Many thanks for taking the time to reply - it is much appreciated. I have since updated the code a bit (but I think the same error is persisting), and will show what I have.

Responding to your post:

  1. Use case: I basically just want training and validation loss curves that can be plotted (with data from each epoch)

  2. model.eval() : yes this makes sense, and has since been included in my ‘newer’ code. Please see below

  3. Reusing the out tensor: now that you mention it, I am not exactly sure why I have done that. I thought out was the output of the last layer of my GNN (which does binary classification). Therefore, to get the training loss I pass in the output and the ground truth. However, I only want to use the training data to calculate the loss, so I use the training mask to reference the training ids. Similarly when calculating the validation loss, I only want to use the validation data in that calculation. Is there something wrong with doing that?

Updated form of the code:

# Create lists to store the training and validation loss information
    train_model_training_loss_ls = []
    train_model_training_accuracy_ls = []
    validation_model_training_loss_ls = []
    validation_model_training_accuracy_ls = []

    # train here...    
    for epoch in range(1, n_epochs+1):    
        model.train()
        optimizer.zero_grad()                                                   # Clear gradients.
        out = model(_data_.x, _data_.edge_index, _data_.edge_weight)            # Perform a single forward pass.
        loss = criterion(out[_data_.train_mask], _data_.y[_data_.train_mask])   # Compute the loss solely based on the training nodes.
        loss.backward()                                                             # Derive gradients.
        optimizer.step()                                                        # Update parameters based on gradients.

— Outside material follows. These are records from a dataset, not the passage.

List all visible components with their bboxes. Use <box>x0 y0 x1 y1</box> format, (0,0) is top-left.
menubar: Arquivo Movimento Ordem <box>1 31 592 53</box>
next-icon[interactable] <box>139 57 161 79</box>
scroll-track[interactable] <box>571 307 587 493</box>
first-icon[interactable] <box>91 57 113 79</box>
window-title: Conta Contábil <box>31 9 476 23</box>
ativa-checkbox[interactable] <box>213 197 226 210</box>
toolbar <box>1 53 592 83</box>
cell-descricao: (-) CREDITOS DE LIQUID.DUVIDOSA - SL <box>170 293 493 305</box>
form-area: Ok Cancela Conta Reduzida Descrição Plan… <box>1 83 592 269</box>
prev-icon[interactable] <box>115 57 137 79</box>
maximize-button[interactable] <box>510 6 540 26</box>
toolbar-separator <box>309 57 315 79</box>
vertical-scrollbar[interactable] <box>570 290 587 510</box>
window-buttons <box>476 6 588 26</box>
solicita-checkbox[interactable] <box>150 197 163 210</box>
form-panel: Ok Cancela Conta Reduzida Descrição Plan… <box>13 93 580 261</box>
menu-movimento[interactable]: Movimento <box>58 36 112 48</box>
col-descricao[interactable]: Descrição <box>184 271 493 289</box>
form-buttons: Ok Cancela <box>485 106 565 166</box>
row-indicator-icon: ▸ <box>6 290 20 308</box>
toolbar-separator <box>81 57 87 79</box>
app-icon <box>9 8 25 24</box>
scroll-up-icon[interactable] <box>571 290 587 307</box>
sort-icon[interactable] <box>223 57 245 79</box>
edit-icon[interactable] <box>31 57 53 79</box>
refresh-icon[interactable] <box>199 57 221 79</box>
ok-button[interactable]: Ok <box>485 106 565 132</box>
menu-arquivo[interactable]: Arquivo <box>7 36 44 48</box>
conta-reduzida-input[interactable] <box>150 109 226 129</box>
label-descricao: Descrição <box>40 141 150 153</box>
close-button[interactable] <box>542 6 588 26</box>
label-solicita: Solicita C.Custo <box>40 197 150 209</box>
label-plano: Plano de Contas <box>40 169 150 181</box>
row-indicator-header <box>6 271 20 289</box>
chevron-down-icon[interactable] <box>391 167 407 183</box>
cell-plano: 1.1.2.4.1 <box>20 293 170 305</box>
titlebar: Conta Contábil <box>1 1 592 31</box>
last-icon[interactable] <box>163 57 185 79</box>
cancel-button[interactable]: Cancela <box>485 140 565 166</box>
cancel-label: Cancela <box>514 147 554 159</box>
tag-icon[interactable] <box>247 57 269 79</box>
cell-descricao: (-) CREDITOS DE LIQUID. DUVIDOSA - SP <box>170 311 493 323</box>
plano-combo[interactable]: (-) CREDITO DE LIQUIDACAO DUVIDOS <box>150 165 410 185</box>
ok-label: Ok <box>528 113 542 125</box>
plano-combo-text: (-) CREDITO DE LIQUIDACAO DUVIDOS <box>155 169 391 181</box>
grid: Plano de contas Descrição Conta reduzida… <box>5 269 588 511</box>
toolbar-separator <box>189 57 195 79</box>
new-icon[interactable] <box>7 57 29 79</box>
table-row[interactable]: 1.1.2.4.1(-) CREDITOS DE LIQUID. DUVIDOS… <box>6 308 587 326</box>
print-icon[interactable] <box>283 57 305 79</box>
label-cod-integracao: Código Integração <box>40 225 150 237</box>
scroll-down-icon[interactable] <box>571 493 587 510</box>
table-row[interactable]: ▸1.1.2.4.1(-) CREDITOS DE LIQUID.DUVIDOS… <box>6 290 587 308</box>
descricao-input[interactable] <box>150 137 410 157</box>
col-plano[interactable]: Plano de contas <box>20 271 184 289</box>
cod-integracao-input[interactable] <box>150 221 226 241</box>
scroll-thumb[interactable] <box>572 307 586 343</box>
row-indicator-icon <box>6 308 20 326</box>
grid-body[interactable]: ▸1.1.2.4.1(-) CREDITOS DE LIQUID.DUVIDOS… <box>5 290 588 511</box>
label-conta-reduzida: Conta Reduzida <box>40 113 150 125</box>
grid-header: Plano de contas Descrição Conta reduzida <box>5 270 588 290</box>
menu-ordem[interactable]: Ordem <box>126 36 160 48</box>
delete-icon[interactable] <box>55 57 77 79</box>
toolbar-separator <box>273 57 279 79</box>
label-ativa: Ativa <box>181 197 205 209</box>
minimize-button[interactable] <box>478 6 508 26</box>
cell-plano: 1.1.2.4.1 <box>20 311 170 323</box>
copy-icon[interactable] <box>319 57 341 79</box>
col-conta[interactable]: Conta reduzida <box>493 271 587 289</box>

        # Append training and validation loss to lists
        train_model_training_loss_ls.append(loss.item())

        # Obtain training accuracy curve
        training_accuracy_local = calculate_training_accuracy(model, data=_data_)
        train_model_training_accuracy_ls.append(training_accuracy_local)

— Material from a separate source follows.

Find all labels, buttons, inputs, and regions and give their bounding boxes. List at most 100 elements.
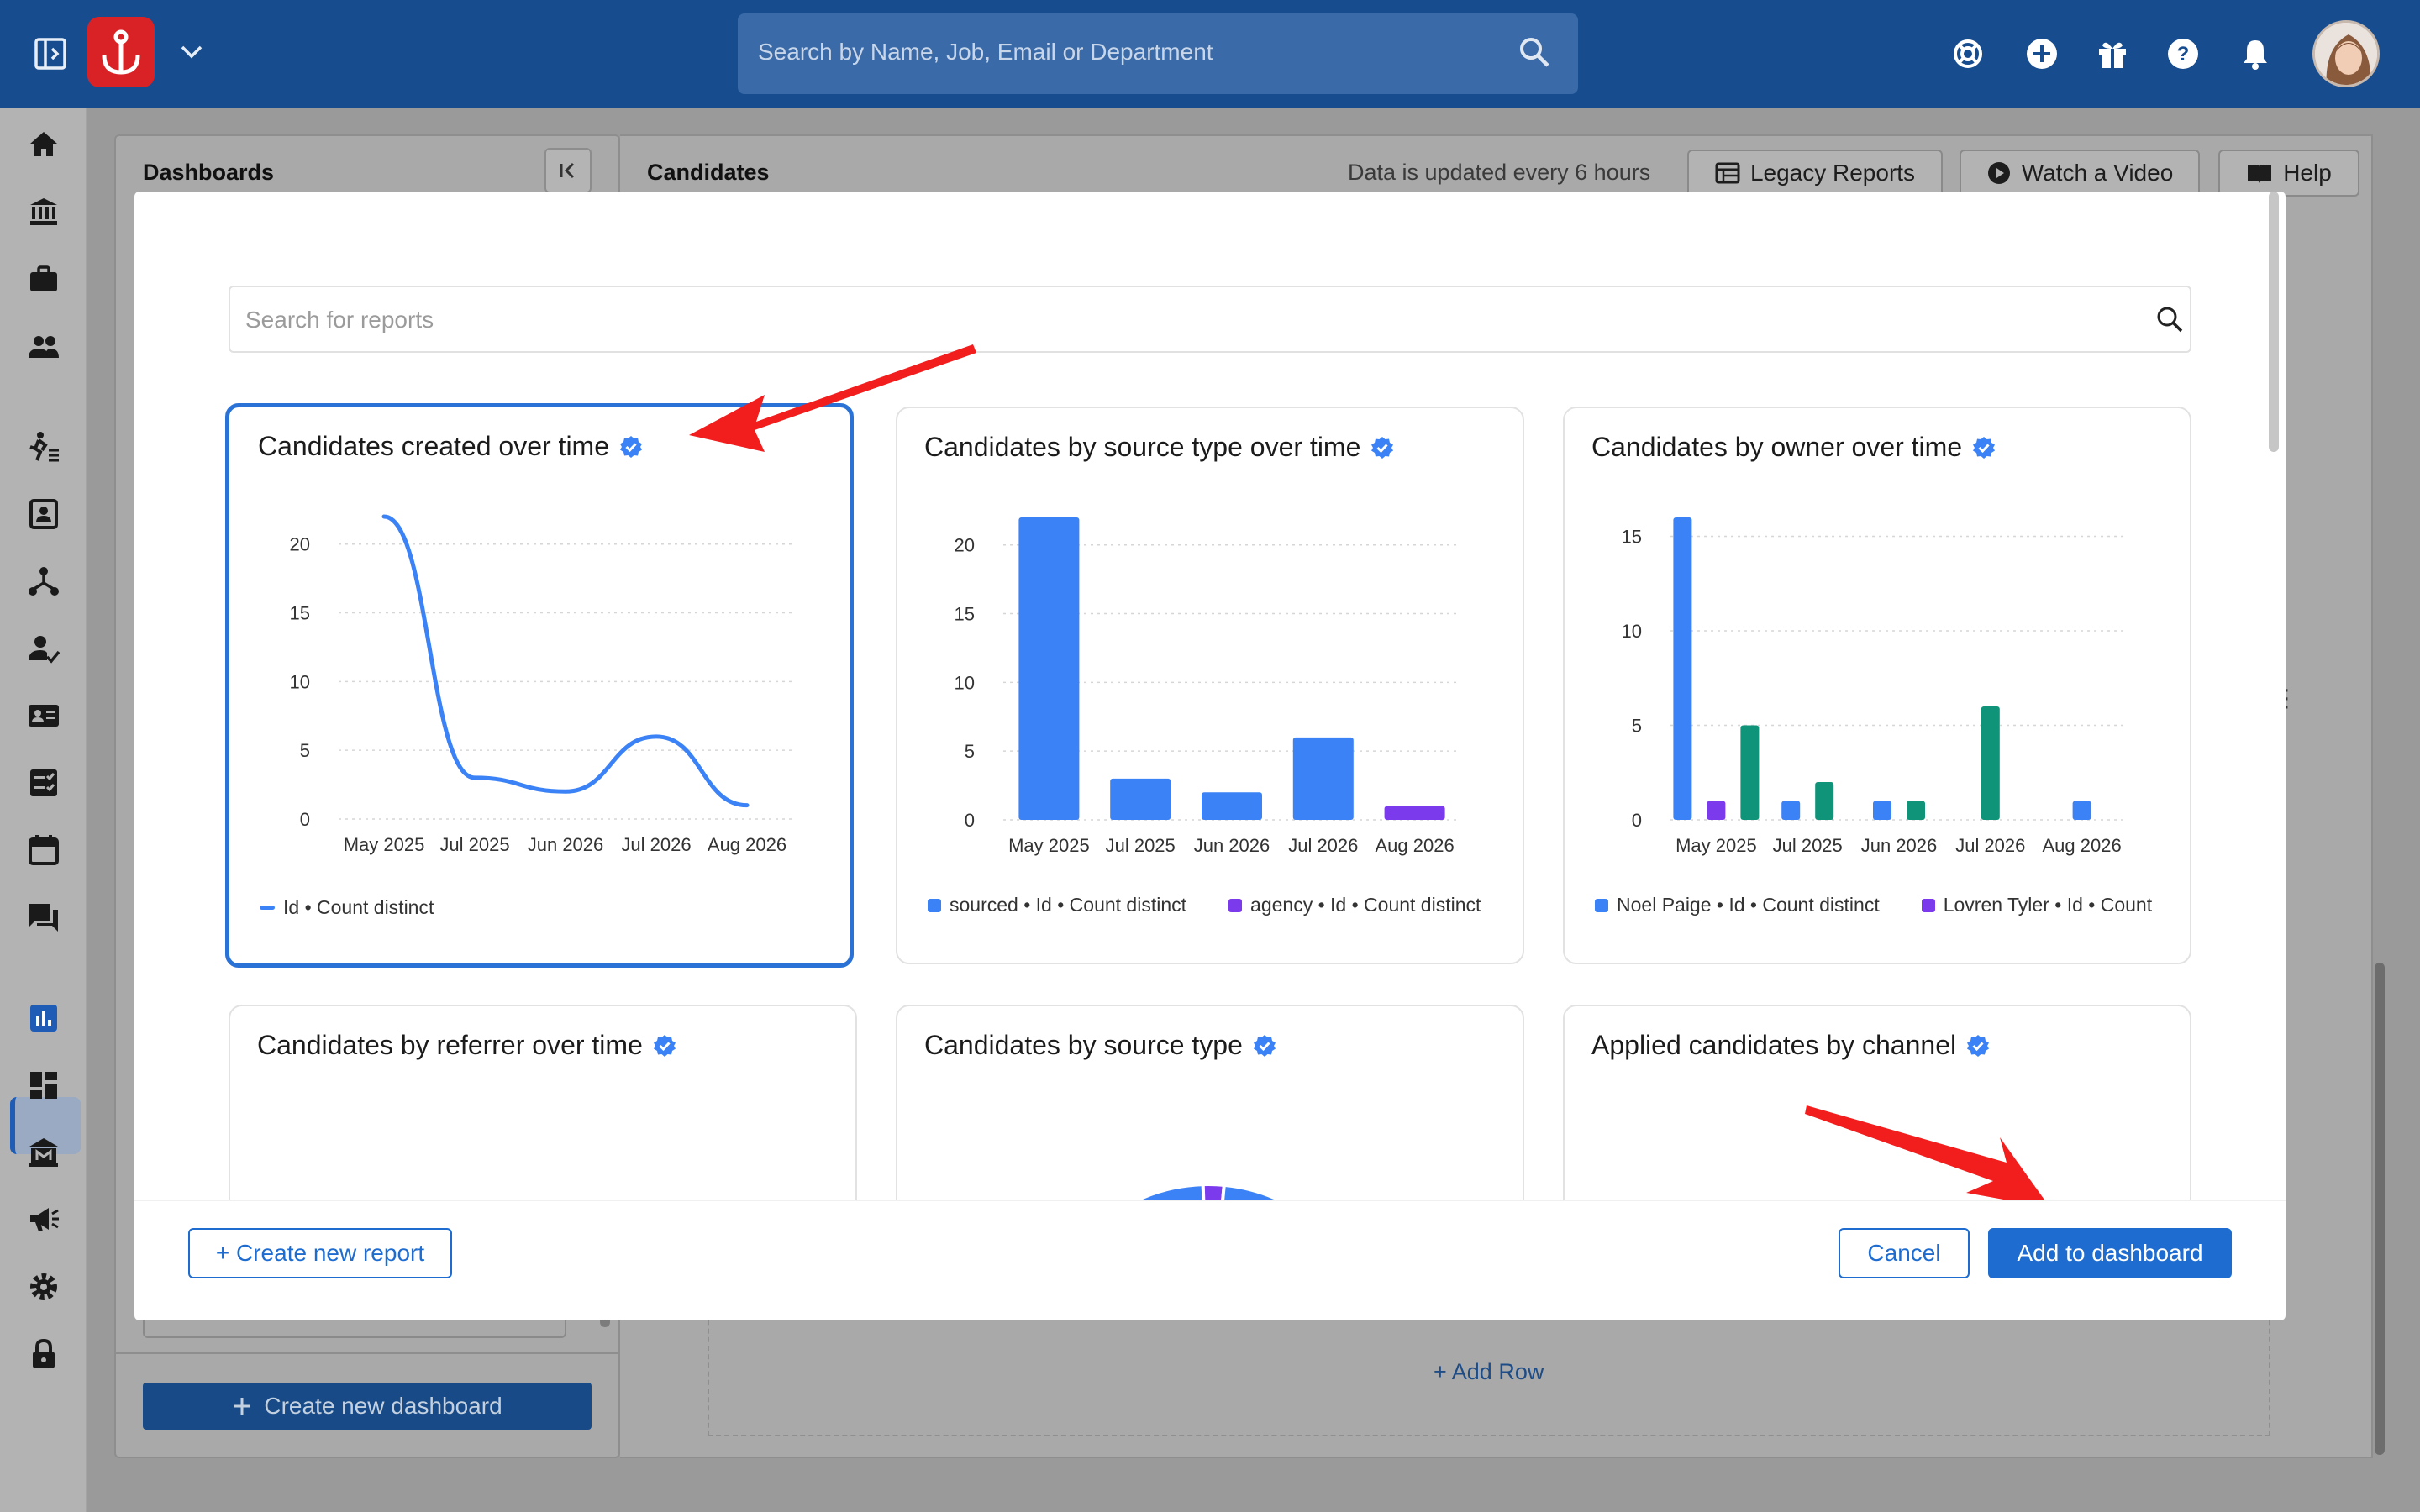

        # Print information out
        if epoch % 50 == 0:
          print(f'Epoch: {epoch:03d}, Loss: {loss:.4f}')

        # Get validation losses
        model.eval()
        validation_loss_local_train_fn = criterion(out[_data_.validation_mask], _data_.y[_data_.validation_mask])
        validation_model_training_loss_ls.append(validation_loss_local_train_fn.item())

        # validation accuracy by testing the model on the validation fold
        validation_accuracy = validate(model, data = _data_)
        validation_model_training_accuracy_ls.append(validation_accuracy)

Thanks for the help and please let me know if I need to explain things further.

[EDIT #1]: Sorry, forgot to respond to your question about my desire to get the accuracies. I thought it would be a good idea for me to obtain accuracy (on training and validation sets) curves to plot out as well. Sometimes online, I see the train & val loss curves and sometimes I see the train & val accuracy plots (i.e. how the accuracy of the model on the respective datasets is with each epoch).

Yes, this makes sense and I’m not concerned about it.

This would also be my assumption.
Based on your code you are then passing an input batch containing training and validation data to the model and index the output to split it into the training and validation output?
This would still be strange, as the common use case would be:

# train model
model.train()
train_input, train_target = ...
train_output = model(train_input)
train_loss = criterion(train_output, train_target)
# optimization
...

# vaidation
model.eval()
val_input, val_target = ...
val_output = model(val_input)
val_loss = criterion(val_output, val_target)

Thank you for your reply. Regarding your last point, yes I am passing in an input batch containing ALL the data: training, validation, and testing data. This is because I am doing semi-supervised classification / transductive learning, whereby we have access to all the feature information for the whole dataset, but only the labels of the training set.